It has already been called the fight of the century. The fans have screamed for it for years now, and hype or not, it’s difficult to deny the significance of the upcoming show-down between Badr ‘Bad Boy’ Hari and Rico ‘Prince of Kickboxing’ Verhoeven.
It’s old versus new, aggression versus style, and perhaps most telling: Dutch versus Dutch. Well, Dutch-based vs. Dutch since Badr fights under the Moroccan flag, but it’s impressive that the two people considered respectively the old and new king of kickboxing worldwide live and train in the same country. The Dutch have dominated kickboxing for a long time: out of the nineteen K-1 Tournaments held between 1993 and 2012, no less than fifteen were won by a Dutch fighter.
That’s the past, and some say that the glory-days of the likes of Peter Aerts, Ernesto Hoost, Remy Bonjasky, and Semmy Schilt are over. With these and other legends either retired or aging, the question is raised who will be part of the next generation of kickboxing heroes.
Rico & Badr
Enter Verhoeven. His rise to fame in the kickboxing world culminated in him winning the Glory Heavyweight Championship in 2013, when he defeated his Romanian opponent Daniel Ghiță. Rico has succesfully defended his title five times since.
His opponent is none other than the controversial Badr Hari. In his impressive kickboxing record spanning 118 matches, Badr won 106 times (94 by knock-out), while losing 12 times. Two of those losses were due to disqualification, both times for kicking a downed opponent. One of these was a particularly bad display of unsportsmanship against Remy ‘The Flying Gentleman’ Bonjasky in 2008.
Technically speaking, the only person who Badr Hari has lost to more than once is Badr Hari himself. Which brings us to the next point.
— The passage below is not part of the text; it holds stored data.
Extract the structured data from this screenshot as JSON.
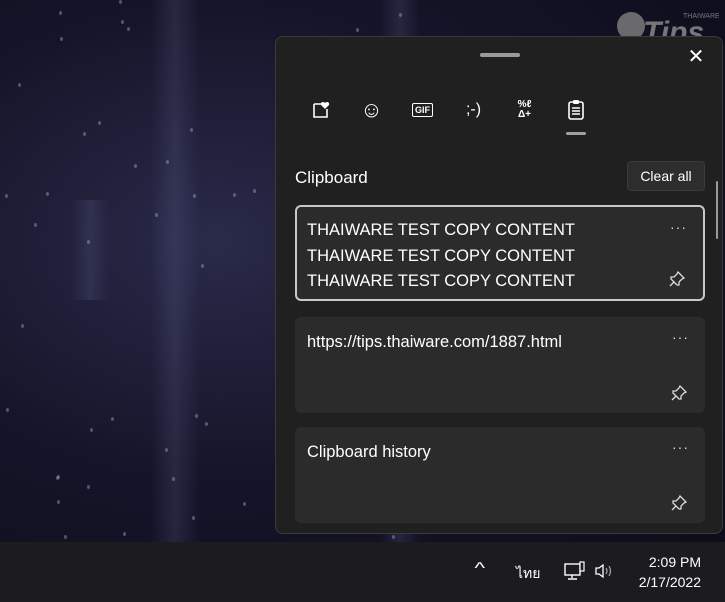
{
  "watermark": {
    "logo_text": "Tips",
    "logo_subtext": "THAIWARE"
  },
  "panel": {
    "close_icon": "close-icon",
    "tabs": [
      {
        "name": "favorites-tab",
        "icon": "heart-sticker-icon"
      },
      {
        "name": "emoji-tab",
        "icon": "smiley-icon",
        "glyph": "☺"
      },
      {
        "name": "gif-tab",
        "icon": "gif-icon",
        "glyph": "GIF"
      },
      {
        "name": "kaomoji-tab",
        "icon": "kaomoji-icon",
        "glyph": ";-)"
      },
      {
        "name": "symbols-tab",
        "icon": "symbols-icon",
        "glyph": "%ℓ\nΔ+"
      },
      {
        "name": "clipboard-tab",
        "icon": "clipboard-icon",
        "active": true
      }
    ],
    "title": "Clipboard",
    "clear_all": "Clear all",
    "items": [
      {
        "lines": [
          "THAIWARE TEST COPY CONTENT",
          "THAIWARE TEST COPY CONTENT",
          "THAIWARE TEST COPY CONTENT"
        ],
        "more": "···",
        "selected": true
      },
      {
        "lines": [
          "https://tips.thaiware.com/1887.html"
        ],
        "more": "···"
      },
      {
        "lines": [
          "Clipboard history"
        ],
        "more": "···"
      }
    ]
  },
  "taskbar": {
    "chevron": "^",
    "language": "ไทย",
    "time": "2:09 PM",
    "date": "2/17/2022"
  }
}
Public opinion seems to be mostly in favor of Badr, though no one can discount the fact that it would be a hard-earned victory. In terms of physical fitness, Rico seems to have the upper hand. Five years younger than Badr and with a body seemingly chiseled out of marble, he is in his physical prime while having enough experience to put all those muscles to good use. As already mentioned, Badr’s record is almost unmatched in kickboxing history. His greatest strength and greatest weakness, however, is the fact that he’s a very emotional fighter. Drawing strength from his aggression, Badr is also prone to lose himself in anger. Rico on the other hand, knows how to keep it cool at a level that is almost beyond human. Just as an example, look at how focused and unmoved he appears while repeatedly beating Anderson Silva to the ground in his last fight.
All in all, it’s difficult to predict who will walk away as the winner next Saturday. Or if walking will even be an available option after the fight is over. One prediction can be safely made though: it’s going to be one hell of a fight, the winner will be the undisputed king of kickboxing, and people will talk about this for years to come.